The escalator is powered by a 7.5 kW electric motor. (i) State the equation linking efficiency, useful energy output and total energy input. (ii) The escalator lifts 30 people each minute. Each person has a mass of 78 kg and is lifted a height of 5m. Calculate the efficiency of the escalator.

(i) The equation linking efficiency, useful energy output and total energy input is:

Efficiency = (Useful energy output / Total energy input) x 100%

(ii) To calculate the efficiency of the escalator, we first need to calculate the useful energy output and the total energy input.

Useful energy output can be calculated using the formula for gravitational potential energy, which is mass x gravity x height.

For one person, the useful energy output is 78 kg x 9.81 m/s² x 5 m = 3823.9 Joules.

Since the escalator lifts 30 people each minute, the total useful energy output per minute is 30 x 3823.9 Joules = 114717 Joules.

The total energy input is the power of the motor times the time. Power is energy per unit time, so the energy input for one minute is 7.5 kW x 1 minute.
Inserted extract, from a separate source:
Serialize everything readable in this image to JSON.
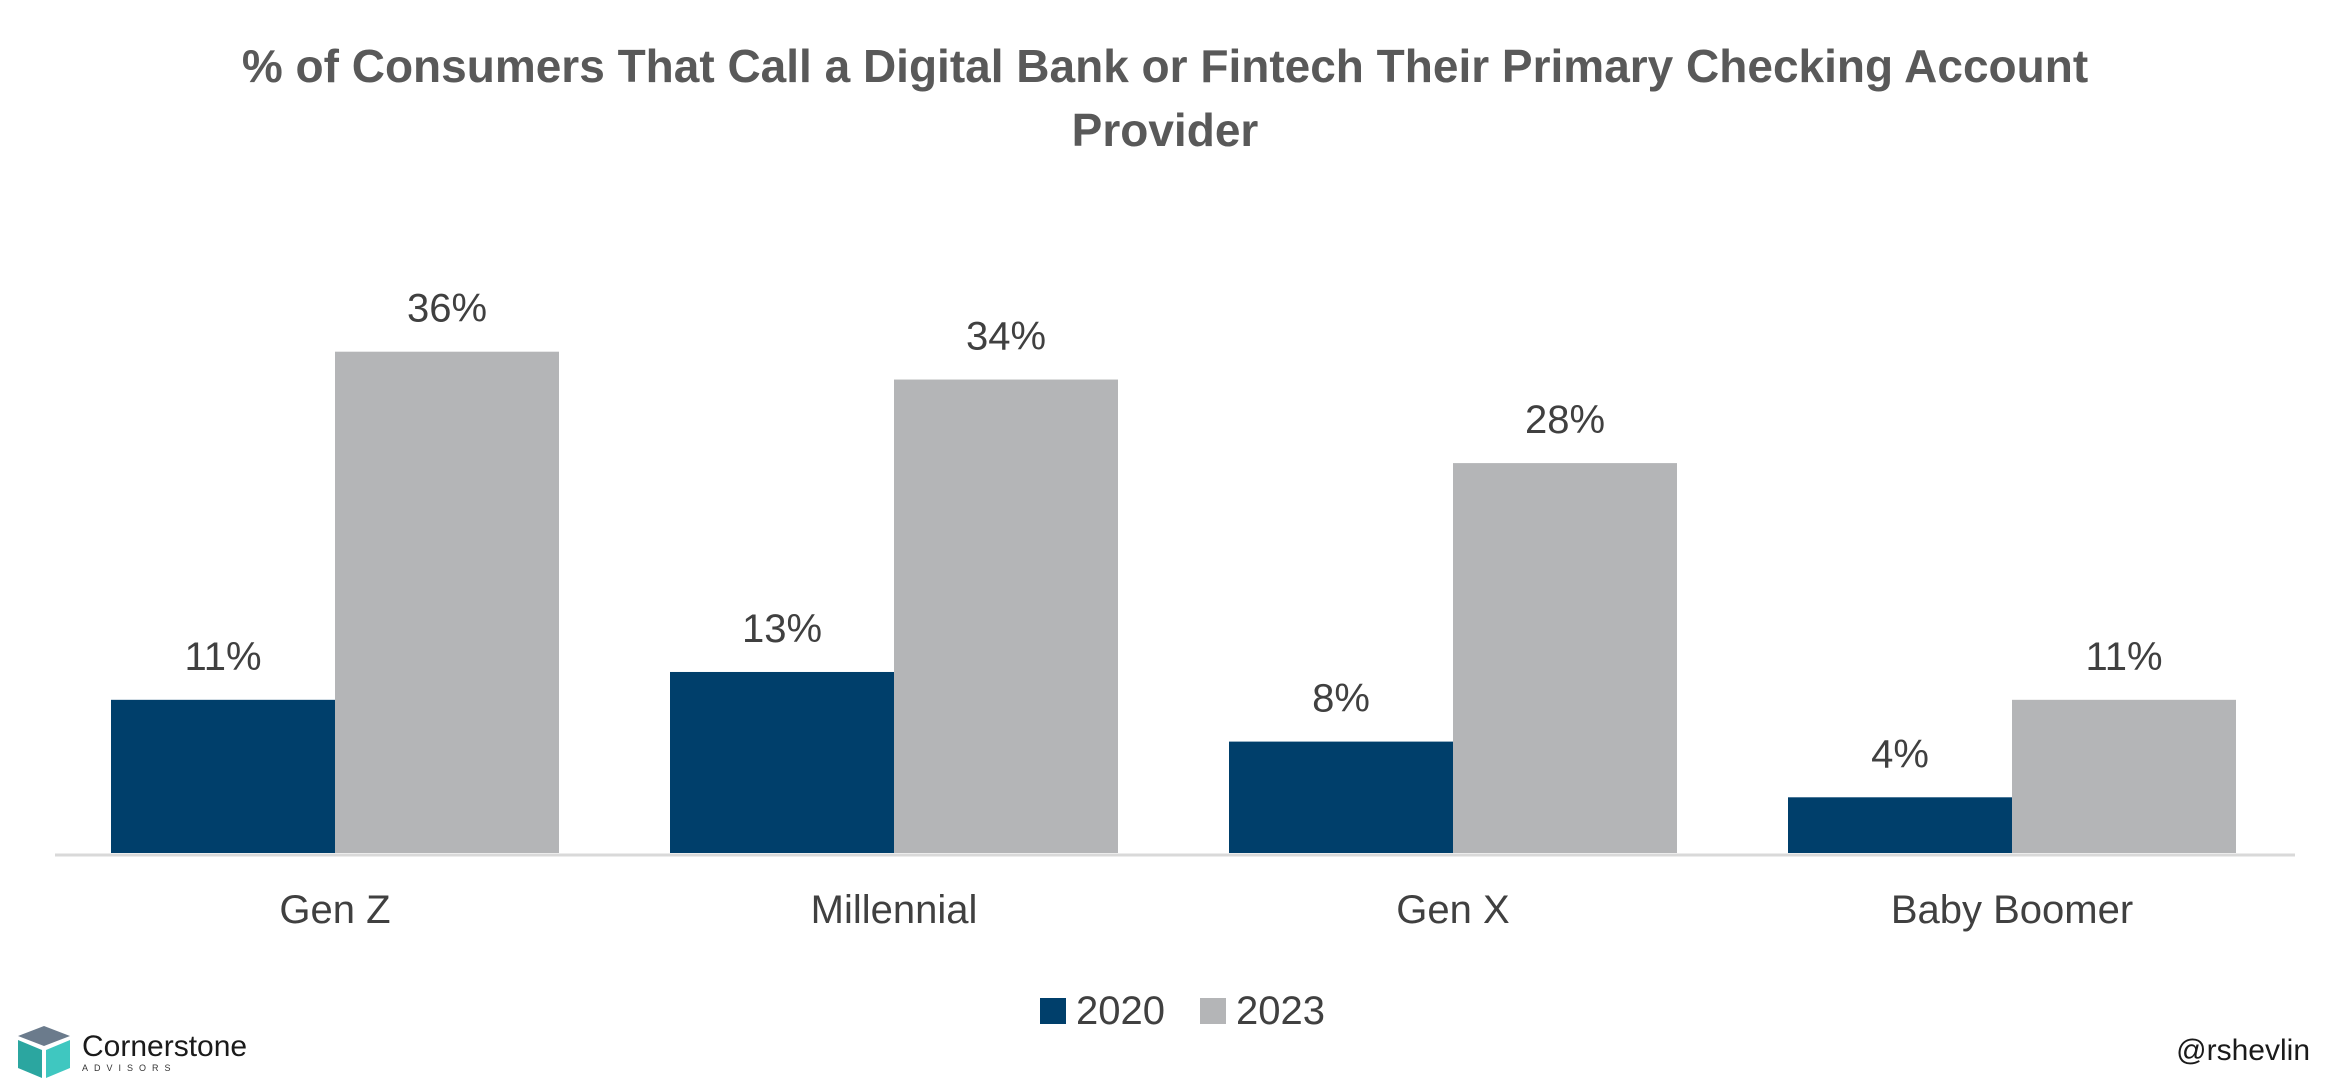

However, we need to convert kW to W and minute to seconds to match the units of the useful energy output.

So, the total energy input is 7500 W x 60 s = 450000 Joules.

Now we can calculate the efficiency using the formula:

Efficiency = (Useful energy output / Total energy input) x 100%

Efficiency = (114717 Joules / 450000 Joules) x 100% = 25.49%

So, the efficiency of the escalator is approximately 25.49%.